Although computer vision algorithms can do some remarkable things — like identifying specific faces out of a sea of millions — they fail miserably at some very basic tasks, such as determining whether two objects in an image are different.
In the interest of discovering how computer vision might become smarter, researchers at Brown University have explored a more basic question: Why, in this context, are computers so dumb in the first place?
“We think that by working to understand the limitations of current computer vision systems…we can really move toward new, much more advanced systems, rather than simply tweaking the systems we already have," said Thomas Serre, an associate professor of cognitive, linguistic and psychological sciences at Brown and the senior author of a new study on the subject.
To explore the scope of the problem, Serre and his colleagues used state-of-the-art computer vision algorithms to analyze simple black-and-white images containing two or more randomly generated shapes. In some cases the objects were identical; sometimes they were the same, but with one object rotated in relation to the other; sometimes they were completely different.
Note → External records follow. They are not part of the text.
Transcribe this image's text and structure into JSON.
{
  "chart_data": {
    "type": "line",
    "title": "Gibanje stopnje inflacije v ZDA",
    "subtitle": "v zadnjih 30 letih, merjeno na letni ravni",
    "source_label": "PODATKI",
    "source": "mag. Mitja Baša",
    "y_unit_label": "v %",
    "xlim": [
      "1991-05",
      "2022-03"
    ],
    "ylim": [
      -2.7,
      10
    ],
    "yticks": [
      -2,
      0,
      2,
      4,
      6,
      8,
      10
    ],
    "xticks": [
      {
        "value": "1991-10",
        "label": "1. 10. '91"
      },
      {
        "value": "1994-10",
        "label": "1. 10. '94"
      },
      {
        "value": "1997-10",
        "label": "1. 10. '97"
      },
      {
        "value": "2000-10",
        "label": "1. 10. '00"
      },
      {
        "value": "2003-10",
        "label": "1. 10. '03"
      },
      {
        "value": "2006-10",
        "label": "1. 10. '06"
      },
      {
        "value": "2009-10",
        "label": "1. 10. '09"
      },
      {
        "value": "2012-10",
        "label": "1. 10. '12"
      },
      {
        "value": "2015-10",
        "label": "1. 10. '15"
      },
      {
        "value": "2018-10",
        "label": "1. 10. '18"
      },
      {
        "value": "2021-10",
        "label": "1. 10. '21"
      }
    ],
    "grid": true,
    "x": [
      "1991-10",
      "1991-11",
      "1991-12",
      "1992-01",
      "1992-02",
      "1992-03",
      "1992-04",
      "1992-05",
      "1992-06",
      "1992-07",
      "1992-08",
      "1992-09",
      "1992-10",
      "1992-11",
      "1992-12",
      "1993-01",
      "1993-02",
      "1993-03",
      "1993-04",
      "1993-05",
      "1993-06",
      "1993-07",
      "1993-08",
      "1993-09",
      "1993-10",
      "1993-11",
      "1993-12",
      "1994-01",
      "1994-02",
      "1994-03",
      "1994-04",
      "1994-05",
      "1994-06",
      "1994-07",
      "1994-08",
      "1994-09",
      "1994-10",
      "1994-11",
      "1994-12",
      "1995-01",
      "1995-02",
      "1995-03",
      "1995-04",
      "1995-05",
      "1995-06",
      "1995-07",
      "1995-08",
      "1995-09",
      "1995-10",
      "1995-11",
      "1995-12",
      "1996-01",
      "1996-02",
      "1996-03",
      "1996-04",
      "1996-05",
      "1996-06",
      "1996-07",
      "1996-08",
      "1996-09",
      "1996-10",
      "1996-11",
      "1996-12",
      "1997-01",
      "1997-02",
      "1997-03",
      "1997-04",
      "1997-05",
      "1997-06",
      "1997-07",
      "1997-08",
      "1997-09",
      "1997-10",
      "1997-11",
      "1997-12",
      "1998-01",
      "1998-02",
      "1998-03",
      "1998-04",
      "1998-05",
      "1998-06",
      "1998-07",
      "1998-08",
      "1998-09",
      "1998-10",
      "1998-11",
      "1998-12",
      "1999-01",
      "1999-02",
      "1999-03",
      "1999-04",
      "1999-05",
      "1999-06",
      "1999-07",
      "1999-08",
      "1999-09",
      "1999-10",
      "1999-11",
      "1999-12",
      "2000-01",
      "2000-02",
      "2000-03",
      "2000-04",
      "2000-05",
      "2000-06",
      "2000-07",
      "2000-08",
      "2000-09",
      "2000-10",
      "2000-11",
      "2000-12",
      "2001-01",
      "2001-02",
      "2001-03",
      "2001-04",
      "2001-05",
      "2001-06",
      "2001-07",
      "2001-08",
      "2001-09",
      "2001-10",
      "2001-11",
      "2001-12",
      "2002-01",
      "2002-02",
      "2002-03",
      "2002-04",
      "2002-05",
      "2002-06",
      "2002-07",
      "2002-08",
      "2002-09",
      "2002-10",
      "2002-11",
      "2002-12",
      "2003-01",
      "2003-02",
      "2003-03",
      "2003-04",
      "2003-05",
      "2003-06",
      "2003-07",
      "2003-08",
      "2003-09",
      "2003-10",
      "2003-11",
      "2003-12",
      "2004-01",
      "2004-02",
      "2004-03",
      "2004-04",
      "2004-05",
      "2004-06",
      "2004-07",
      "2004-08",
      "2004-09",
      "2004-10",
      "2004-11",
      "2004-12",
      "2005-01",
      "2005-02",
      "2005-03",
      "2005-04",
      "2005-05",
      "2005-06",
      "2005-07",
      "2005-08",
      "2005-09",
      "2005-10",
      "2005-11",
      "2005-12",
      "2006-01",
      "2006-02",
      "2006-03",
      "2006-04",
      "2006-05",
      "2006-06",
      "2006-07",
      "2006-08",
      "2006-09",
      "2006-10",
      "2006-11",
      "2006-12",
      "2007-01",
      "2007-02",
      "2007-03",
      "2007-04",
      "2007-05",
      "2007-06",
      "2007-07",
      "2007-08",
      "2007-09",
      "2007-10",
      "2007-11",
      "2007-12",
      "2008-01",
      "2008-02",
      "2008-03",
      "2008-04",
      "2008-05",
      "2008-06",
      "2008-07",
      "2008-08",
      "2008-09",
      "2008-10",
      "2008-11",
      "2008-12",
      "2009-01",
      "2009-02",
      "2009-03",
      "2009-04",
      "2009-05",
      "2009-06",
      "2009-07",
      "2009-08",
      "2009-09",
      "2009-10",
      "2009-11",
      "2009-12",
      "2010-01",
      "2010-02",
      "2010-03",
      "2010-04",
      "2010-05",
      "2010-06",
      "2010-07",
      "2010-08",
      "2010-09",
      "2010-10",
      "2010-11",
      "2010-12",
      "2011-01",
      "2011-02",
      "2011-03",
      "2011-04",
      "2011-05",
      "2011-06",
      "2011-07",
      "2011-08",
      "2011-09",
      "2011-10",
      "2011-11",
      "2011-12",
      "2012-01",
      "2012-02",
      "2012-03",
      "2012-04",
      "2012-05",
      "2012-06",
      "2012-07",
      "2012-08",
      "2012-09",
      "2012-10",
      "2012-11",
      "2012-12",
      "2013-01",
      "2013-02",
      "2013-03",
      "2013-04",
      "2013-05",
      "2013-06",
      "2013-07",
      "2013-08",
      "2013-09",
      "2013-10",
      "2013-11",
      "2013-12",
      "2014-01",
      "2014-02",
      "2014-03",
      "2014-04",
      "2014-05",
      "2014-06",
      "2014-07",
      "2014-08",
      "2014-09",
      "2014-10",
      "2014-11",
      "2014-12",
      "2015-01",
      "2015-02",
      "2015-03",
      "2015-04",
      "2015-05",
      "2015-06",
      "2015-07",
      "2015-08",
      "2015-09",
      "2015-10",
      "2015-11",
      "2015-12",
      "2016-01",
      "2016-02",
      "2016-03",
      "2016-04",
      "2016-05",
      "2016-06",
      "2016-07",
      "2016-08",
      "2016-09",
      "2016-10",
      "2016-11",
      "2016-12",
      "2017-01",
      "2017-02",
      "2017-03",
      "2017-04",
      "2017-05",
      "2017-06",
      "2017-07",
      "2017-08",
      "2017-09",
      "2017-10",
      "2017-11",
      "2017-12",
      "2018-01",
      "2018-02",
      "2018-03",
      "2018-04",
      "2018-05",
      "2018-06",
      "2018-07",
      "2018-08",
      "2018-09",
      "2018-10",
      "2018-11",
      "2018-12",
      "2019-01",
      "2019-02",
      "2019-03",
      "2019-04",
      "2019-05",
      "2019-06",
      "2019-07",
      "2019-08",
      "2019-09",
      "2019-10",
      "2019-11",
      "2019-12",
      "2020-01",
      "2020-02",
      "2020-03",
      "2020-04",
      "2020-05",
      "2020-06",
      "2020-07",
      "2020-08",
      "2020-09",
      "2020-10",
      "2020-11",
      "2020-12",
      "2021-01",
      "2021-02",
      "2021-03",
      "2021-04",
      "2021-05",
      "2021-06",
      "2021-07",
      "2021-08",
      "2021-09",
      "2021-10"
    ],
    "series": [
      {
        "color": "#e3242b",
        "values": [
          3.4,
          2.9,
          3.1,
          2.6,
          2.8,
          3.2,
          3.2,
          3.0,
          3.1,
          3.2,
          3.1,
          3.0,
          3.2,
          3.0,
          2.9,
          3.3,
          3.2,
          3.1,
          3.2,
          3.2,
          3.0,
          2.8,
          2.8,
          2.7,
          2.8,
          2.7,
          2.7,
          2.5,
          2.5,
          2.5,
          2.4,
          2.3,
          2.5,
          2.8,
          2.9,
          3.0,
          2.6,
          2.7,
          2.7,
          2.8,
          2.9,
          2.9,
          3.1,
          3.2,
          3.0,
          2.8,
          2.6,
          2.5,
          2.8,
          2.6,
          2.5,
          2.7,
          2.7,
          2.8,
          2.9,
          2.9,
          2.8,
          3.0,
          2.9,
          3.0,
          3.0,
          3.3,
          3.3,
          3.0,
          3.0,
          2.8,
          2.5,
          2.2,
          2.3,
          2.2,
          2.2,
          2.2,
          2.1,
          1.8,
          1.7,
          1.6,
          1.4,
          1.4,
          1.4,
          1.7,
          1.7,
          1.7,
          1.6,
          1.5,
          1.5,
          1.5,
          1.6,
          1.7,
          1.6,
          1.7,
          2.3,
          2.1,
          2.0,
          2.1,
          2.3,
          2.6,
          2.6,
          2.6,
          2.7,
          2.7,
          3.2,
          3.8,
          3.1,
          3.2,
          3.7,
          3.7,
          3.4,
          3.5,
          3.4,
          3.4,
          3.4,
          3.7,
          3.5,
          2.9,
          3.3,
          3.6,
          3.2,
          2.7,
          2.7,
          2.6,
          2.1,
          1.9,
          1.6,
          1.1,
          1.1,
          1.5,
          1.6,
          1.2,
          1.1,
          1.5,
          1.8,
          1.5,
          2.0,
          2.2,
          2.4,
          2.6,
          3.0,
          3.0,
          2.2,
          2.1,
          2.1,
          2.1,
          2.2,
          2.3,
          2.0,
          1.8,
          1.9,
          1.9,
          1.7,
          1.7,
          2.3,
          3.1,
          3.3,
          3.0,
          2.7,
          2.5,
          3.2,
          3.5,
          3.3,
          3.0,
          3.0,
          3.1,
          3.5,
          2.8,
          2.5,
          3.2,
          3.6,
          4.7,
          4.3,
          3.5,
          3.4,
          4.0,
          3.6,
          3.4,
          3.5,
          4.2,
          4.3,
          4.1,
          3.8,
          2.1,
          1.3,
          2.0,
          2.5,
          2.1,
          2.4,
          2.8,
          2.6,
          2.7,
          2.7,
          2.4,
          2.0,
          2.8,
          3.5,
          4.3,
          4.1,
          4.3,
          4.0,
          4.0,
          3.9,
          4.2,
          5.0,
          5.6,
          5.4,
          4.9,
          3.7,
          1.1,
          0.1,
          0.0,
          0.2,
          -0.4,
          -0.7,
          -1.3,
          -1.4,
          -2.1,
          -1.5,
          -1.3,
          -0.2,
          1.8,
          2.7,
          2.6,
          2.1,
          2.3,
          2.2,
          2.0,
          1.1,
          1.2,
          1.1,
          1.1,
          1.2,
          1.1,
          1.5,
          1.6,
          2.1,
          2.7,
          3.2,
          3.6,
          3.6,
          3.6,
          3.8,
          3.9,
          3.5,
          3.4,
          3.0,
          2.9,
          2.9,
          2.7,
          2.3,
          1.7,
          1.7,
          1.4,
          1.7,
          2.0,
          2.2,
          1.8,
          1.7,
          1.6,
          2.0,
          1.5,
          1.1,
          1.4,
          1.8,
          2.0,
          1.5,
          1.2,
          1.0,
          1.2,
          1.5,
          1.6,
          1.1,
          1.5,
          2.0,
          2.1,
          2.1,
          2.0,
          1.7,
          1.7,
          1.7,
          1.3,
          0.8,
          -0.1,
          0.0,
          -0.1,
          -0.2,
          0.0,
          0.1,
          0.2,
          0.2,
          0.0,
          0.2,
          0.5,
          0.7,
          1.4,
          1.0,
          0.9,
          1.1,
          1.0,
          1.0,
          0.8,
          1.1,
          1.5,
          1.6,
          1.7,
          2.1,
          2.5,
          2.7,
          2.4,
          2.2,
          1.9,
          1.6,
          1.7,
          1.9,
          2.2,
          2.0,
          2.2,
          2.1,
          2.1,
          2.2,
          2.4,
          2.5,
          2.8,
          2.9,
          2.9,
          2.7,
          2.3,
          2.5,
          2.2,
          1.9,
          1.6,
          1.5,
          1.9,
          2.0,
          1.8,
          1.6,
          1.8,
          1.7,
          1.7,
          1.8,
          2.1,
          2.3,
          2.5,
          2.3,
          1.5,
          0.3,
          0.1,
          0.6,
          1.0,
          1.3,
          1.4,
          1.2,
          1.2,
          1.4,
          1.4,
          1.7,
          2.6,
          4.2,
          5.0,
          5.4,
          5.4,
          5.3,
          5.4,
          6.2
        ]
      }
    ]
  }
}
The computer was asked to identify the same-or-different relationship.
The result? Even after hundreds of thousands of training examples, the algorithms’ ability to recognize the appropriate relationship was no better than chance.
The researchers’ suspicion was that this had something to do with the fact that the algorithms could not individuate the objects — in other words, they see only a collection of pixels they have learned to associate with labels. They cannot tell where one object in the image stops and the background, or another object, begins.
The suspicion was borne out by experiments that separated the objects into two images, relieving the computer of the individuation task. And in this case, the algorithms had no problem learning same-or-different relationships — as long as they didn’t have to view the two objects at once.
Serre’s explanation for the weakness lies within the architecture of the machine learning systems, which use something called ”convolutional neural networks” — layers of connected processing units that loosely mimic networks of neurons in the brain. Problem is, information only flows in one direction through the layers of an artificial network, a significant difference from the recurring connections made within the human visual system. The sort of back-and-forth feedback done within the brain is believed to make it possible to pay attention to certain parts of the visual field and make mental representations bound to a specific object, before attention gets shifted to another object.
“When both objects are represented in working memory, your visual system is able to make comparisons like same-or-different," Serre said. It could be, he added, that making computer vision smarter will require neural networks that more closely approximate the recurrent nature of human visual processing.
The research was presented last week at the annual meeting of the Cognitive Science Society.